Senate debates
Wednesday, 9 May 2007
Questions without Notice
Budget 2007-08
2:07 pm
Nick Minchin (SA, Liberal Party, Minister for Finance and Administration) Share this | Hansard source
I thank Senator Ian Campbell for his question and acknowledge that this is Senator Ian Campbell’s last week of sitting in the Senate. I congratulate him on his enormous contribution to both this parliament and the government of this country.
Last night’s budget is a testament to what can be achieved when you run a strong economy with continuous growth, rising real incomes, low inflation and unemployment at generational lows. It shows what can be done when you get the budget into surplus and you eliminate debt. When the Labor Party last brought down a budget, in 1995, they spent more on interest payments on the big debt they racked up than they spent on education—a travesty. We are running surpluses of one per cent of GDP, we have eliminated Labor’s debt, we have established the Future Fund and we are saving the $8½ billion every year that Labor used to spend on interest payments. It is that platform that allows us to make substantial investments in the future. It has allowed us to create the Higher Education Endowment Fund, it has allowed us to cut personal income tax and it has allowed us to increase childcare benefits by 10 per cent and to cash out the childcare tax rebate. It has allowed us to invest $22 billion, under AusLink 2, for transport. These initiatives are made possible by the economic management of the past and they lay the foundations for future economic strength. Childcare assistance and income tax cuts are aimed squarely at boosting workforce participation. Our education investment helps to address skill shortages and to boost long-term productivity. Our infrastructure investment, through AusLink, will boost the economy’s capacity to deliver future growth. None of that was possible 10 years ago.
Ten years ago, no-one dared to imagine that Australia could achieve the prosperity we now enjoy.

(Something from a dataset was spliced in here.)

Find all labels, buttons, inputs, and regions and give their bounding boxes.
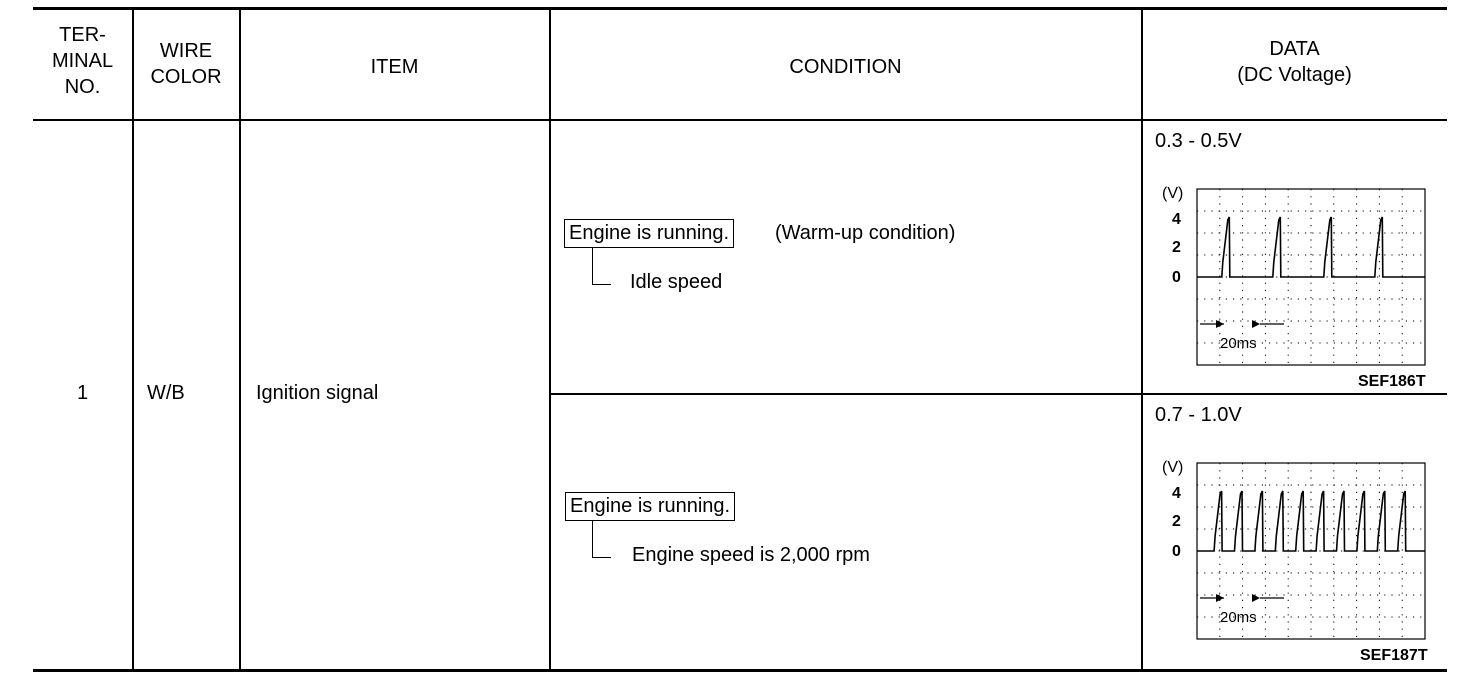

No-one thought that we could get unemployment to 4½ per cent, that we could increase real disposable incomes by 25 per cent, or that we could increase real household wealth by 140 per cent. No-one believed we could eliminate government debt and fund our superannuation liabilities. These things are possible because of the work we have done over the last 10 years in government. All the difficult reforms that we have achieved have been despite constant opposition from the Labor Party. I think that, in another decade, Australians will look back and see this budget as a truly historic occasion—when the Howard government had the vision to establish the Higher Education Endowment Fund and to invest in education, workforce participation and transport infrastructure.

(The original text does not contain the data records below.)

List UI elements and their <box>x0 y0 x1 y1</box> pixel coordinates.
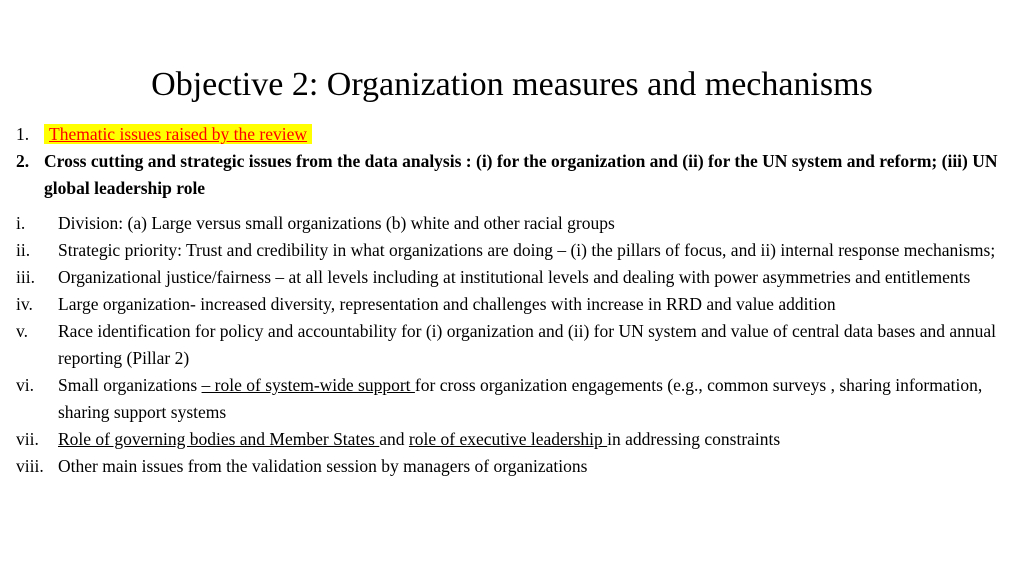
roman-item-iii <box>16 264 1016 291</box>
roman-item-iv <box>16 291 1016 318</box>
item-text-start: Small organizations <box>58 375 202 395</box>
roman-numeral: iii. <box>16 267 35 287</box>
roman-numeral: i. <box>16 213 26 233</box>
item-number: 2. <box>16 151 30 171</box>
roman-numeral: v. <box>16 321 28 341</box>
item-text-end: in addressing constraints <box>607 429 781 449</box>
underlined-phrase-executive-leadership: role of executive leadership <box>408 429 608 449</box>
item-text <box>58 375 982 422</box>
roman-item-vii <box>16 426 1016 453</box>
roman-item-viii <box>16 453 1016 480</box>
item-text: Strategic priority: Trust and credibility in what organizations are doing – (i) the pillars of focus, and ii) internal response mechanisms; <box>58 240 996 260</box>
numbered-list <box>16 121 1016 202</box>
slide-title: Objective 2: Organization measures and mechanisms <box>151 66 873 103</box>
roman-item-vi <box>16 372 1016 426</box>
item-text <box>58 429 780 449</box>
numbered-item-2 <box>16 148 1016 202</box>
roman-item-v <box>16 318 1016 372</box>
item-number: 1. <box>16 124 30 144</box>
roman-item-ii <box>16 237 1016 264</box>
item-text: Cross cutting and strategic issues from the data analysis : (i) for the organization and (ii) for the UN system and reform; (iii) UN global leadership role <box>44 151 998 198</box>
item-text: Division: (a) Large versus small organizations (b) white and other racial groups <box>58 213 615 233</box>
item-text: Race identification for policy and accountability for (i) organization and (ii) for UN system and value of central data bases and annual reporting (Pillar 2) <box>58 321 997 368</box>
roman-numeral: iv. <box>16 294 33 314</box>
roman-numeral: vii. <box>16 429 39 449</box>
item-text-middle: and <box>379 429 409 449</box>
roman-numeral: ii. <box>16 240 31 260</box>
roman-numeral: vi. <box>16 375 34 395</box>
item-text: Other main issues from the validation session by managers of organizations <box>58 456 588 476</box>
highlighted-item-text: Thematic issues raised by the review <box>44 124 312 144</box>
roman-numeral: viii. <box>16 456 44 476</box>
underlined-phrase: – role of system-wide support <box>201 375 415 395</box>
roman-numeral-list <box>16 210 1016 480</box>
roman-item-i <box>16 210 1016 237</box>
item-text: Large organization- increased diversity, representation and challenges with increase in RRD and value addition <box>58 294 836 314</box>
underlined-phrase-governing-bodies: Role of governing bodies and Member States <box>58 429 380 449</box>
item-text-end: for cross organization engagements (e.g., common surveys , sharing information, sharing support systems <box>58 375 983 422</box>
numbered-item-1 <box>16 121 1016 148</box>
item-text: Organizational justice/fairness – at all levels including at institutional levels and dealing with power asymmetries and entitlements <box>58 267 971 287</box>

If this budget has been a symbol of the Howard government’s 11 years in office, Labor’s response has been equally symbolic of its now decade-long policy paralysis. Labor has criticised this budget, but it is going to support every single measure in the budget. It is our view that, under Labor’s policies, last night’s budget would never have been possible. When Labor was in government, it delivered recessions, 17 per cent interest rates and double-digit unemployment. In 2007, its policies on industrial relations and climate change do illustrate and confirm that Labor remains a serious threat to the future of the Australian economy. Under a Labor government, there would not be budgets like last night’s. Labor has no plans to keep the economy strong, to keep inflation under control, to keep unemployment low and to secure our future.